Ndeke has practically no playground available, apart from a school football ground and a private complex.
And one would be very lucky, to see a child playing anywhere on anything in Ndeke, expect maybe some few hardcore boys risking their lives playing football on the road. The outdoor play for children in Zambia has diminished, contributing to more sedentary lifestyles, disconnected from the natural world.
Recognition of the importance of outdoor play and immersion in nature for whole child development goes back to the very beginning of early childhood education.
Friedrich Froebel, an influential 19th century German scholar who recognised the uniqueness of childhood, created materials for playful learning, and coined the term kindergarten. He emphasised the role of the garden and the importance of nature in development. He believed that humans and nature are connected at a spiritual level, and so outdoor games were an important part of his concept of kindergarten.
During the early 20th century, universities formed centres for child study, and play and outdoor play environments in kindergartens were considered to have significant educational value. Our old universities such as the University of Zambia and the Copperbelt University have large outdoor play environment. I guess this should have been the result.

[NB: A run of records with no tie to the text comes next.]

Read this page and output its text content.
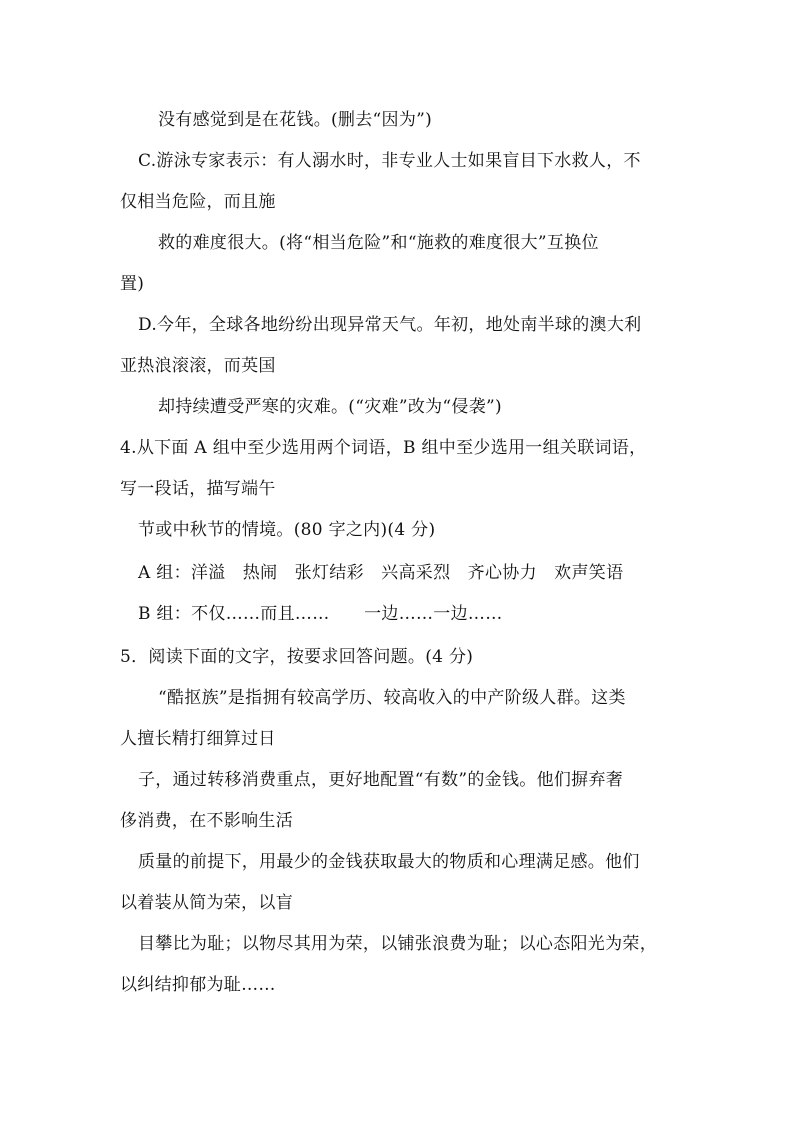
没有感觉到是在花钱。(删去“因为”)
C.游泳专家表示：有人溺水时，非专业人士如果盲目下水救人，不
仅相当危险，而且施
救的难度很大。(将“相当危险”和“施救的难度很大”互换位
置)
D.今年，全球各地纷纷出现异常天气。年初，地处南半球的澳大利
亚热浪滚滚，而英国
却持续遭受严寒的灾难。(“灾难”改为“侵袭”)
4.从下面 A 组中至少选用两个词语，B 组中至少选用一组关联词语，
写一段话，描写端午
节或中秋节的情境。(80 字之内)(4 分)
A 组：洋溢　热闹　张灯结彩　兴高采烈　齐心协力　欢声笑语
B 组：不仅……而且……　　一边……一边……
5．阅读下面的文字，按要求回答问题。(4 分)
“酷抠族”是指拥有较高学历、较高收入的中产阶级人群。这类
人擅长精打细算过日
子，通过转移消费重点，更好地配置“有数”的金钱。他们摒弃奢
侈消费，在不影响生活
质量的前提下，用最少的金钱获取最大的物质和心理满足感。他们
以着装从简为荣，以盲
目攀比为耻；以物尽其用为荣，以铺张浪费为耻；以心态阳光为荣，
以纠结抑郁为耻……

Therefore, time has come as parents, educators, policy makers, advocates and also the corporate sector to work to promote better childhood experiences, guaranteeing that children’s interests are considered in every urban, school or industrial planning.
We can each inspire and challenge others to take advantage of the opportunities that the outdoor environment can offer to our children – our future leaders.
One of the ways is to sensitise and educate our local councillors and MPs to make new and tougher laws to protect public playgrounds.
The author is the chairperson of the Zambia Road Safety Trust.